Many early directors like Chaplin and Von Stroheim were comfortable shooting “on location” in the actual settings like those in which the story takes place. Naive audiences didn’t pick many bones about things looking “real” as long as they had some identifiable details.
As films became more complicated, more attention was paid to detail. The new styles in decor from Germany—expressionism, with its brooding lighting effects and heavy architecture—allowed sets to become more stylized and left a large influence on the look of films.

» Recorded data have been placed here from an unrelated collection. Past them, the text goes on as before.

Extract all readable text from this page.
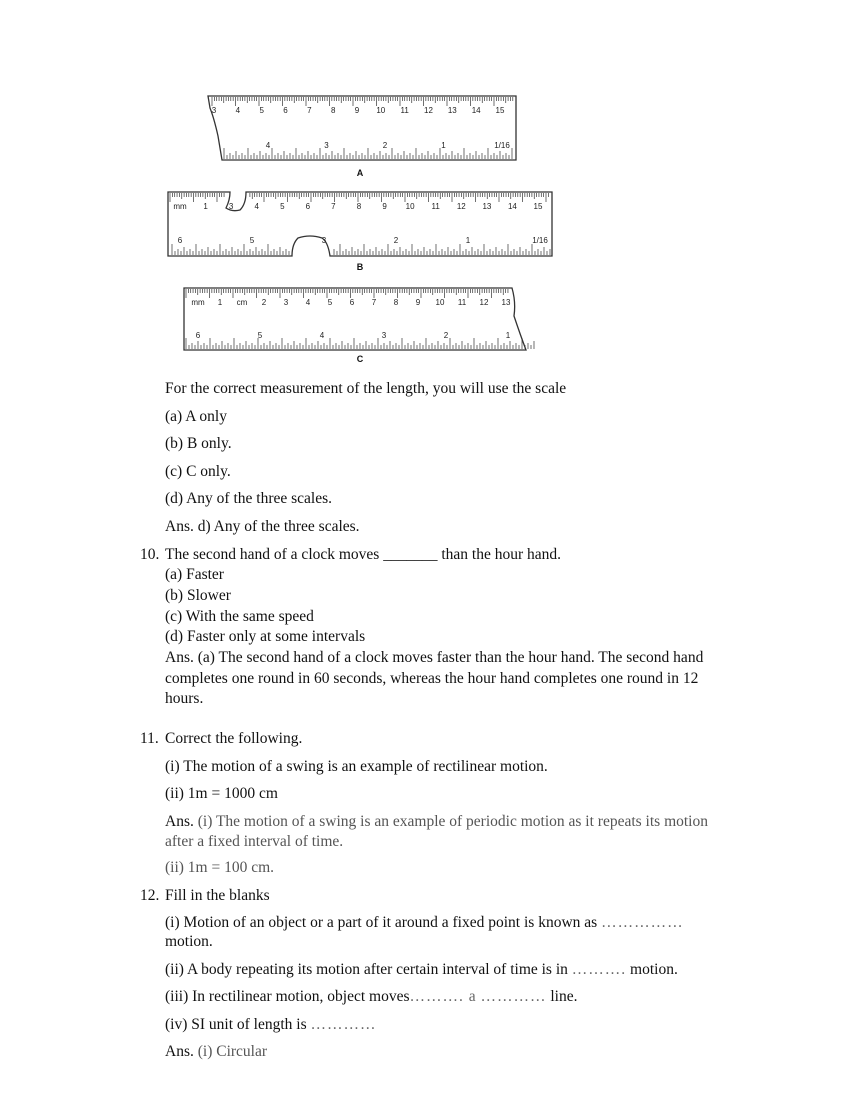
3 4 5 6 7 8 9 10 11 12 13 14 15
4	3	2	1	1/16
A
mm 1	3	4	5	6	7	8	9 10 11 12 13 14 15
6	5	3	2	1	1/16
B
mm 1 cm 2 3 4 5 6 7 8 9 10 11 12 13
6	5	4	3	2	1
C
For the correct measurement of the length, you will use the scale
(a) A only
(b) B only.
(c) C only.
(d) Any of the three scales.
Ans. d) Any of the three scales.
10. The second hand of a clock moves _______ than the hour hand.
(a) Faster
(b) Slower
(c) With the same speed
(d) Faster only at some intervals
Ans. (a) The second hand of a clock moves faster than the hour hand. The second hand completes one round in 60 seconds, whereas the hour hand completes one round in 12 hours.
11. Correct the following.
(i) The motion of a swing is an example of rectilinear motion.
(ii) 1m = 1000 cm
Ans. (i) The motion of a swing is an example of periodic motion as it repeats its motion after a fixed interval of time.
(ii) 1m = 100 cm.
12. Fill in the blanks
(i) Motion of an object or a part of it around a fixed point is known as ……………
motion.
(ii) A body repeating its motion after certain interval of time is in ………. motion.
(iii) In rectilinear motion, object moves………. a ………… line.
(iv) SI unit of length is …………
Ans. (i) Circular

The coming of sound in the late ‘20s brought radical change. Now outside sound was a problem, and scenes shifted from outdoor locations, to studio “outdoors” so the sound could be contained and balanced. This led to a period of artificiality which developed into a “studio style” of heavy back-lighting, highlights on actors faces, and elaborately built sets. “On location” was reserved for scenes that did not require sound. All films took on the “studio” look, with few exceptions. Films filmed “on location” still retained the stilted look of the “studio.”
At the end of WW II the Italian films of the neo-realist school began to be seen by American film makers. The films coming out of Italy were all shot on location, with real people mixed with actors, in natural light. They were considered authentic and startling. Their influence was strong, and today the location of films varies—some are in studios, some on location or both.
The settings of films do not have to be drawn from real life models. Films may be set inside the mind, in the body, the future, in space, but they need to have a consistency of style to convince you of their realness.
STYLE
When we discuss “style” in films, we refer to several different elements. For example, certain types of films—“expressionist,” “film noir,” “the Hollywood film”—are characterized by visual and subject matter that so clearly define them, their identity forms a style of film making. We also may discuss a certain director’s style, provided he has developed far enough with ideas about his techniques and themes that would make them identifiable.
There are a certain number of important directors of classic films whose style is instantly recognizable. The look of work done by the Italians now referred to as “neo-realism” has an instantly recognizable style—outdoor realistic locations, a grainy black and white film stock, a type of verisimilitude that is unmistakable. Certain film makers tend toward fluid, complex camera movements, where others prefer a fixed, static camera. We sometimes refer to “subjective” and “objective” styles of film making. In the “subjective” style, the camera movements, editing, compositions are active forces in the film, guiding the viewer and selecting what he or she should see. In “objective” film making, the camera and the film techniques remain as invisible as possible, allowing the viewer to make his or her own judgement on what should be seen.
Style refers to the overall characteristics of a film’s techniques, look, subjective or objective views of its director.
CONCLUSION
We think this should be enough to get you up and running! This guide is by no means comprehensive, but it's a start. We hope this is a good spring board for you to dive into the deep end!